O líder americano assinalou que a África segue como vítima das guerras, das epidemias e do subdesenvolvimento econômico, além da corrupção e das práticas antidemocráticas. Ele ainda reconheceu a responsabilidade do colonialismo, afirmando que é fácil acusar os demais, "mas o Ocidente não é responsável pela destruição da economia do Zimbábue na última década, ou pelas guerras que recrutam crianças como combatentes".

 

"No meu país, os afro-americanos, incluindo muitos imigrantes recentes, têm obtido sucesso em vários setores da sociedade.

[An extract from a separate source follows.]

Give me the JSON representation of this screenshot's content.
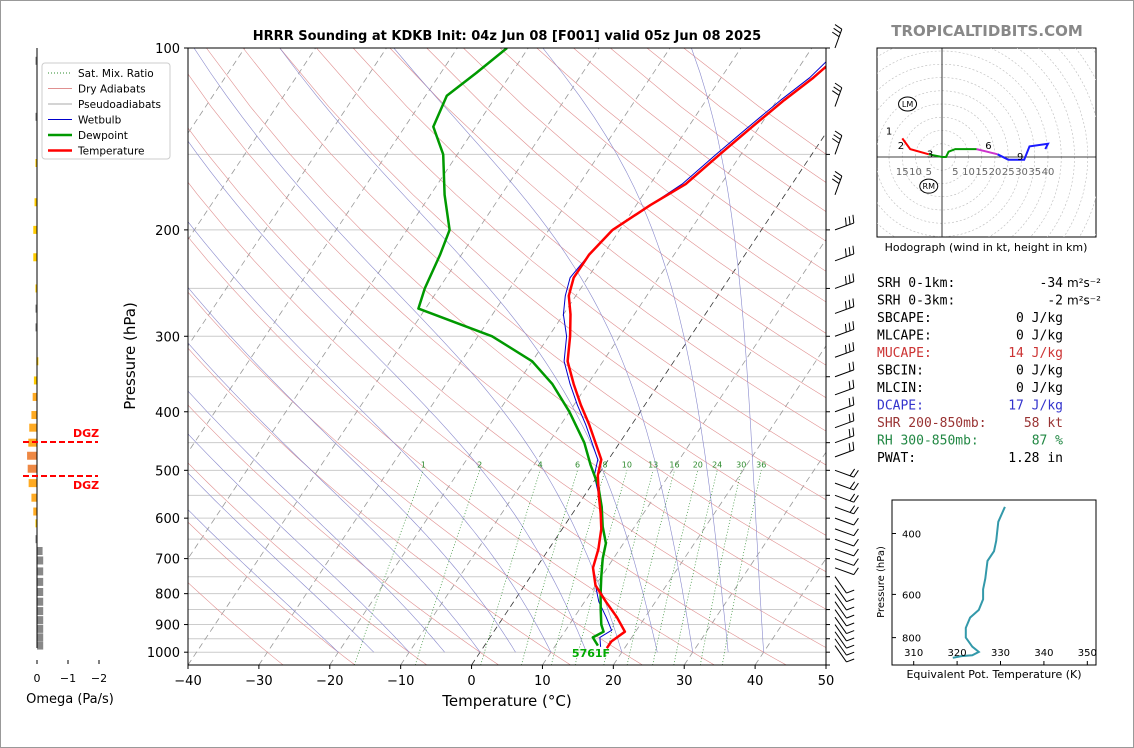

Conseguimos isso apesar de um passado difícil, e tiramos essa força de nossa herança africana. Com instituições fortes e determinação sei que os africanos podem viver seus sonhos em Nairóbi e Lagos; em Kigali e Kinshasa; em Harare e bem aqui em Acra," disse Obama. "Não será fácil. Isso vai levar tempo e muito esforço. Haverá sofrimento e obstáculos. Mas eu posso prometer uma coisa a vocês: a América estará ao seu lado, como parceira, como amiga."

 

Obama insistiu para que todas as nações apoiem governos "fortes e sustentáveis". "A história nos oferece um veredicto claro: governos que respeitam os desejos de seu povo são mais prósperos, estáveis e têm mais sucesso", afirmou. Mais cedo, Obama disse esperar que sua viagem prove que o continente não está isolado de questões mundiais. Ele ainda ressaltou o sucesso econômico de Gana. Reformas no país produtor de cacau e ouro, e que deve começar a extrair petróleo no próximo ano, também ajudaram a trazer investimentos e crescimento sem precedentes antes do impacto da crise financeira mundial.

 

Ganenses em camisetas amarelas com fotos de Obama ao lado de Mills esperavam por um rápido olhar do presidente norte-americano, um herói no continente por causa de suas raízes como filho de um imigrante queniano. Mas a forte segurança fez com que apenas alguns poucos populares conseguissem acenar para ele. Nenhum evento público foi planejado para Obama no país, em parte por medo de que a confusão na visita do ex-presidente Bill Clinton se repita. Em 1998, Clinton quase causou uma tragédia ao falar para 500 mil ganenses. Na confusão, ele chegou a pular na multidão - para o desespero de seus seguranças -, tentando ajudar uma mulher.

 

Obama nunca teve vergonha de mostrar sua herança de imigrante africano como parte de sua história. Aqui, ele a usou para expressar empatia e suavizar suas críticas. Seu avo, que nasceu no Quênia, foi um cozinheiro quando o país ainda era uma colônia britânica, e chegou a ser preso durante a luta pela independência do Quênia. Seu pai, por sua vez, seguiu para os Estados Unidos estudar quando a economia queniana era maior e mais rica em termos per capita que a sul coreana.